When asked why sepsis is so hard to identify, Hallie Prescott, MD, MSc, a pulmonary and critical care medicine specialist, said symptoms of sepsis can overlap with other types of conditions, making it particularly challenging to diagnose. “We wish we had one blood test or one diagnostic test that could say, yes, this patient has sepsis or, no, this patient doesn’t, but we just don’t have that,” said Prescott, who works at the University of Michigan Medical School, a recognized expert on sepsis care and a co-developer of CDC’s sepsis initiative. “It does really require a holistic assessment of the patient’s clinical presentation as well as their presenting testing.”
Some of the better sepsis programs can function similarly to a well-oiled NASCAR pit crew, according to DeRienzo. “We must do everything we can to break down barriers that exist to getting patients identified as early as possible and treated as early as possible,” he said. “The evidence to do so is clear, and it saves lives.”

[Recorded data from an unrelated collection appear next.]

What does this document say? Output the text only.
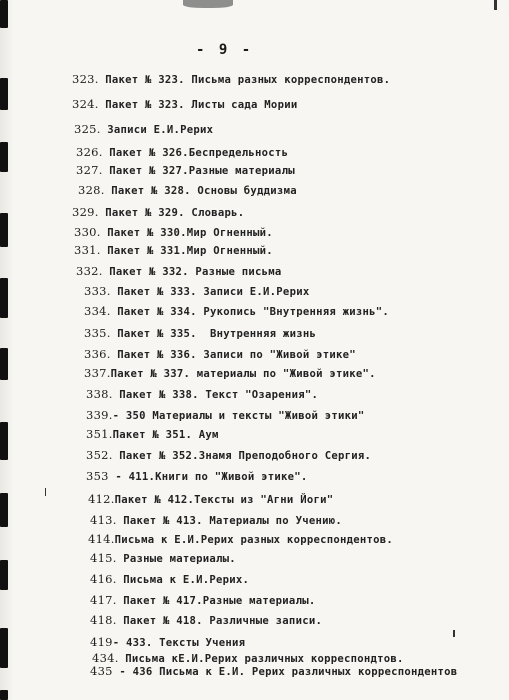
- 9 -
323. Пакет № 323. Письма разных корреспондентов.
324. Пакет № 323. Листы сада Мории
325. Записи Е.И.Рерих
326. Пакет № 326.Беспредельность
327. Пакет № 327.Разные материалы
328. Пакет № 328. Основы буддизма
329. Пакет № 329. Словарь.
330. Пакет № 330.Мир Огненный.
331. Пакет № 331.Мир Огненный.
332. Пакет № 332. Разные письма
333. Пакет № 333. Записи Е.И.Рерих
334. Пакет № 334. Рукопись "Внутренняя жизнь".
335. Пакет № 335.  Внутренняя жизнь
336. Пакет № 336. Записи по "Живой этике"
337.Пакет № 337. материалы по "Живой этике".
338. Пакет № 338. Текст "Озарения".
339.- 350 Материалы и тексты "Живой этики"
351.Пакет № 351. Аум
352. Пакет № 352.Знамя Преподобного Сергия.
353 - 411.Книги по "Живой этике".
412.Пакет № 412.Тексты из "Агни Йоги"
413. Пакет № 413. Материалы по Учению.
414.Письма к Е.И.Рерих разных корреспондентов.
415. Разные материалы.
416. Письма к Е.И.Рерих.
417. Пакет № 417.Разные материалы.
418. Пакет № 418. Различные записи.
419- 433. Тексты Учения
434. Письма кЕ.И.Рерих различных корреспондтов.
435 - 436 Письма к Е.И. Рерих различных корреспондентов
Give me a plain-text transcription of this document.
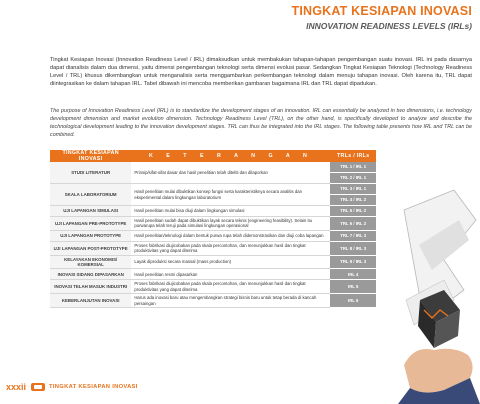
TINGKAT KESIAPAN INOVASI
INNOVATION READINESS LEVELS (IRLs)
Tingkat Kesiapan Inovasi (Innovation Readiness Level / IRL) dimaksudkan untuk membakukan tahapan-tahapan pengembangan suatu inovasi. IRL ini pada dasarnya dapat dianalisis dalam dua dimensi, yaitu dimensi pengembangan teknologi serta dimensi evolusi pasar. Sedangkan Tingkat Kesiapan Teknologi (Technology Readiness Level / TRL) khusus dikembangkan untuk menganalisis serta menggambarkan perkembangan teknologi dalam menuju tahapan inovasi. Oleh karena itu, TRL dapat diintegrasikan ke dalam tahapan IRL. Tabel dibawah ini mencoba memberikan gambaran bagaimana IRL dan TRL dapat dipadukan.
The purpose of Innovation Readiness Level (IRL) is to standardize the development stages of an innovation. IRL can essentially be analyzed in two dimensions, i.e. technology development dimension and market evolution dimension. Technology Readiness Level (TRL), on the other hand, is specifically developed to analyze and describe the technological development leading to the innovation development stages. TRL can thus be integrated into the IRL stages. The following table presents how IRL and TRL can be combined.
TINGKAT KESIAPAN INOVASI	K E T E R A N G A N	TRLs / IRLs
STUDI LITERATUR	Prinsip/sifat-sifat dasar dan hasil penelitian telah diteliti dan dilaporkan	TRL 1 / IRL 1
		TRL 2 / IRL 1
SKALA LABORATORIUM	Hasil penelitian mulai dibuktikan konsep fungsi serta karakteristiknya secara analitis dan eksperimental dalam lingkungan laboratorium	TRL 3 / IRL 1
		TRL 4 / IRL 2
UJI LAPANGAN SIMULASI	Hasil penelitian mulai bisa diuji dalam lingkungan simulasi	TRL 5 / IRL 2
UJI LAPANGAN PRE-PROTOTYPE	Hasil penelitian sudah dapat dibuktikan layak secara teknis (engineering feasibility). Selain itu purwarupa telah teruji pada simulasi lingkungan operasional	TRL 6 / IRL 2
UJI LAPANGAN PROTOTYPE	Hasil penelitian/teknologi dalam bentuk purwa rupa telah didemonstrasikan dan diuji coba lapangan	TRL 7 / IRL 3
UJI LAPANGAN POST-PROTOTYPE	Proses fabrikasi diujicobakan pada skala percontohan, dan menunjukkan hasil dan tingkat produktivitas yang dapat diterima	TRL 8 / IRL 3
KELAYAKAN EKONOMIS/ KOMERSIAL	Layak diproduksi secara massal (mass production)	TRL 9 / IRL 3
INOVASI SIDANG DIPASARKAN	Hasil penelitian resmi dipasarkan	IRL 4
INOVASI TELAH MASUK INDUSTRI	Proses fabrikasi diujicobakan pada skala percontohan, dan menunjukkan hasil dan tingkat produktivitas yang dapat diterima	IRL 5
KEBERLANJUTAN INOVASI	Harus ada inovasi baru atau mengembangkan strategi bisnis baru untuk tetap berada di kancah persaingan	IRL 6
xxxii	TINGKAT KESIAPAN INOVASI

One aspect of the new CDC program the AHA particularly appreciates is the fact it does not put forward a one-size-fits-all approach. “The core elements allow our hospitals to build a program that fits their communities [and can be] practiced in large centers and in some very small centers,” DeRienzo said.

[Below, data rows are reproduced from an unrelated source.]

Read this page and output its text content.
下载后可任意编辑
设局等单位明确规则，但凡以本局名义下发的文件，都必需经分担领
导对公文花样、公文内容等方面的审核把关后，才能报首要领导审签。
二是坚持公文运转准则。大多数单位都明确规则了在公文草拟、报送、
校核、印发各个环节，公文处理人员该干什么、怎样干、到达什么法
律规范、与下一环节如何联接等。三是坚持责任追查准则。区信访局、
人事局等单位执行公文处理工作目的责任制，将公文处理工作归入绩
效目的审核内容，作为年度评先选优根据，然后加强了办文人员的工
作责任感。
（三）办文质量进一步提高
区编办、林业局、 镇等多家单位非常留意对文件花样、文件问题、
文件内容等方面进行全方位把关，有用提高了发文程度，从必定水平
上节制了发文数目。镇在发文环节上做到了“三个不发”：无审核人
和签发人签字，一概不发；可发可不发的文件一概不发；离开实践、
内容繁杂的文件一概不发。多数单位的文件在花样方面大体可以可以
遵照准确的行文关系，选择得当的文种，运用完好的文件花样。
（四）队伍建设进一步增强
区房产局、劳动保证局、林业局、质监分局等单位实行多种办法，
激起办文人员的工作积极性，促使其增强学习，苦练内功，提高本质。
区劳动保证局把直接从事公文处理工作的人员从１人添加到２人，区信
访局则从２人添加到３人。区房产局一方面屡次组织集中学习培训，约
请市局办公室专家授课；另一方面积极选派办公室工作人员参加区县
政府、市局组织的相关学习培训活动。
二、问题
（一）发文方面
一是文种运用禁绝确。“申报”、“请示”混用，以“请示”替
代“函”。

Prescott said making the program flexible was a key goal. “For some hospitals that are part of a larger healthcare system, some of the work can be done across the entire health system to try to conserve resources,” she said.
Prescott highlighted the fact many hospitals have already invested in sepsis. “We want to make sure that investment is doing the most that it can,” she observed. “Sepsis contributes to 1.7 million hospitalizations annually, and accounts for more than one-third of all U.S. hospital deaths ... We want to make sure that hospitals are doing the best they can with the resources they have to address sepsis.”4
Dantes acknowledged individual hospitals will be initiating sepsis improvement work in different positions, based on their size, available resources, and other factors. Dantes estimated the number of facilities starting from scratch is about 1,400. “They don’t have a sepsis committee yet, and we want to encourage them to go ahead and get started,” Dantes said. “For those hospitals that already have sepsis programs underway and have available resources, we have a lot more details and best practices that we’ve collected from hospitals about how to further improve.”
REFERENCES
1. Dantes RB, Kaur H, Bouwkamp B, et al. Sepsis program activities in acute care hospitals – National Healthcare Safety Network, United States, 2022. MMWR Morb Mortal Wkly Rep 2023;72:907-911.

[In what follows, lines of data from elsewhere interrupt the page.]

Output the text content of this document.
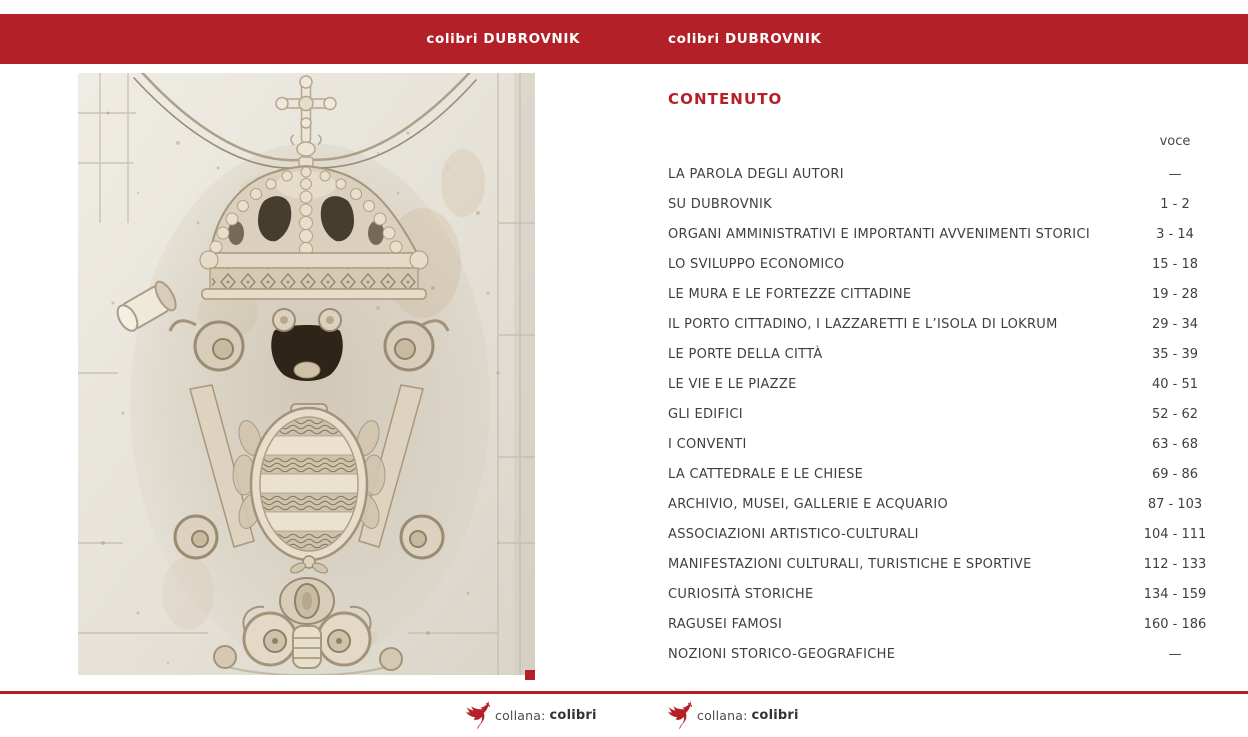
colibri DUBROVNIK	colibri DUBROVNIK
CONTENUTO
voce
LA PAROLA DEGLI AUTORI	—
SU DUBROVNIK	1 - 2
ORGANI AMMINISTRATIVI E IMPORTANTI AVVENIMENTI STORICI	3 - 14
LO SVILUPPO ECONOMICO	15 - 18
LE MURA E LE FORTEZZE CITTADINE	19 - 28
IL PORTO CITTADINO, I LAZZARETTI E L’ISOLA DI LOKRUM	29 - 34
LE PORTE DELLA CITTÀ	35 - 39
LE VIE E LE PIAZZE	40 - 51
GLI EDIFICI	52 - 62
I CONVENTI	63 - 68
LA CATTEDRALE E LE CHIESE	69 - 86
ARCHIVIO, MUSEI, GALLERIE E ACQUARIO	87 - 103
ASSOCIAZIONI ARTISTICO-CULTURALI	104 - 111
MANIFESTAZIONI CULTURALI, TURISTICHE E SPORTIVE	112 - 133
CURIOSITÀ STORICHE	134 - 159
RAGUSEI FAMOSI	160 - 186
NOZIONI STORICO-GEOGRAFICHE	—
collana: colibri	collana: colibri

2. Centers for Disease Control & Prevention. Hospital Sepsis Program Core Elements.
3. Centers for Disease Control & Prevention. Core elements of antibiotic stewardship. Page last reviewed Sept. 7, 2023.
4. Prescott HC, Posa PJ, Dantes RB. The Centers for Disease Control and Prevention’s Hospital Sepsis Program Core Elements. JAMA 2023; Aug 24. doi: 10.1001/jama.2023.16693. [Online ahead of print].
Agency leaders believe sepsis programs in every hospital — regardless of size, location, and resources — can strengthen the quality of care delivered to patients and ensure their survival.